It used to be a battle for the Radio/TV stations, then it was the telephone exchanges (the last Communist government of Poland government cut the power to these in a vain attempt to hold on. Today the Egyptian Government shut down Twitter, Facebook, Google and Hotmail . Is that a sign of weakness or strength, of sophistication or ignorance? The Ayatolahs of Iran successfully followed the opposite appraoch – they back-tracked on the posts and throttled the tweeters – forcing dissent back to traditional rooftop communications.
Perhaps we should remember that the Islamic fundamentalists have long been more sophisticated than western revolutionaries in their use of technology – they have long been early adopters – from the use of cassete tapes of sermons in the run up to the overthrow of the Shah to their use of the Internet from the early 1990s.
We should not be surprised that they are also more sophisticated in their use of IT to hold onto power. By comparison our attempts to throw £billions at surveillance without addressing the “rules of evidence” so that it can be used show a mix of political naivety and cowardice – unless the “objective” really is to undo the “Glorious Revolution” of 1688 and revert to the “Leviathon” state.
We have to be able to use “proven extracts” from surveillance and material to take effective action through the courts against organised criminals (not just terrorists) without having to give petabytes of intercept material to the defence team to analyse (charged to the legal aid budget). Not only will that reduce time and cost, it will also cut the opportunities for those analysing the material for the defence team to identify who was involved in the surveillance operations: the first step in enabling their clients to add them to the list of current and potential witnesses to be tracked, traced and “removed”.
It we wish to preserve the rule of law and of democratic accountability into the Internet Age we need to find ways to prevent our Justice system from drowning in data at the same time as enabling Judges and Juries to see the “evidence” and understand its provenance. I would also argue that at least half of those involved in any exercise to look at the issues in this spave should have done Jury service.
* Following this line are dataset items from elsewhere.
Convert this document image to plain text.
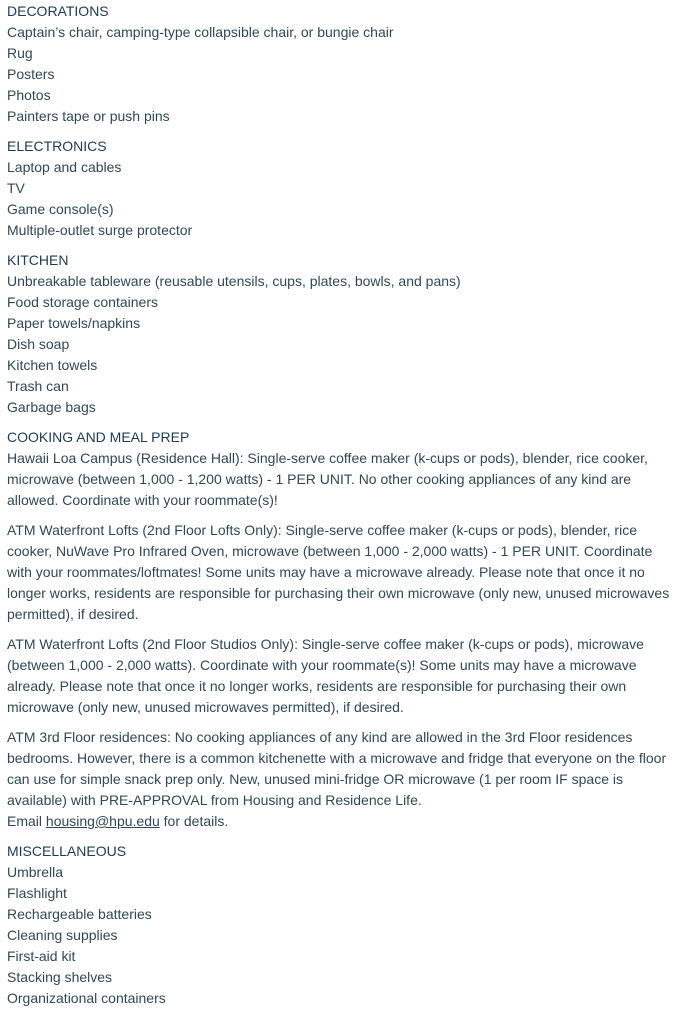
DECORATIONS
Captain’s chair, camping-type collapsible chair, or bungie chair
Rug
Posters
Photos
Painters tape or push pins
ELECTRONICS
Laptop and cables
TV
Game console(s)
Multiple-outlet surge protector
KITCHEN
Unbreakable tableware (reusable utensils, cups, plates, bowls, and pans)
Food storage containers
Paper towels/napkins
Dish soap
Kitchen towels
Trash can
Garbage bags
COOKING AND MEAL PREP

Hawaii Loa Campus (Residence Hall): Single-serve coffee maker (k-cups or pods), blender, rice cooker, microwave (between 1,000 - 1,200 watts) - 1 PER UNIT. No other cooking appliances of any kind are allowed. Coordinate with your roommate(s)!

ATM Waterfront Lofts (2nd Floor Lofts Only): Single-serve coffee maker (k-cups or pods), blender, rice cooker, NuWave Pro Infrared Oven, microwave (between 1,000 - 2,000 watts) - 1 PER UNIT. Coordinate with your roommates/loftmates! Some units may have a microwave already. Please note that once it no longer works, residents are responsible for purchasing their own microwave (only new, unused microwaves permitted), if desired.

ATM Waterfront Lofts (2nd Floor Studios Only): Single-serve coffee maker (k-cups or pods), microwave (between 1,000 - 2,000 watts). Coordinate with your roommate(s)! Some units may have a microwave already. Please note that once it no longer works, residents are responsible for purchasing their own microwave (only new, unused microwaves permitted), if desired.

ATM 3rd Floor residences: No cooking appliances of any kind are allowed in the 3rd Floor residences bedrooms. However, there is a common kitchenette with a microwave and fridge that everyone on the floor can use for simple snack prep only. New, unused mini-fridge OR microwave (1 per room IF space is available) with PRE-APPROVAL from Housing and Residence Life.
Email housing@hpu.edu for details.

MISCELLANEOUS
Umbrella
Flashlight
Rechargeable batteries
Cleaning supplies
First-aid kit
Stacking shelves
Organizational containers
My views on the rules of evidence were transformed by my experiences as a juror. We spent most of our time learning about each other while the lawyers argued over which bits of a grotty CCTV tape we could see and what we could be told about the defendents. My fellow jurors were far more rational and responsible in their approach than the “system” around them allowed – that is if you believed that the objective was to find out whether the defendents were guilty as charged, let alone what happened and that justice was done.
Without such action it may only be a matter of time before we too have to re-learn the rules of revolution and counter-revolution – albeit updated for an Internet Age.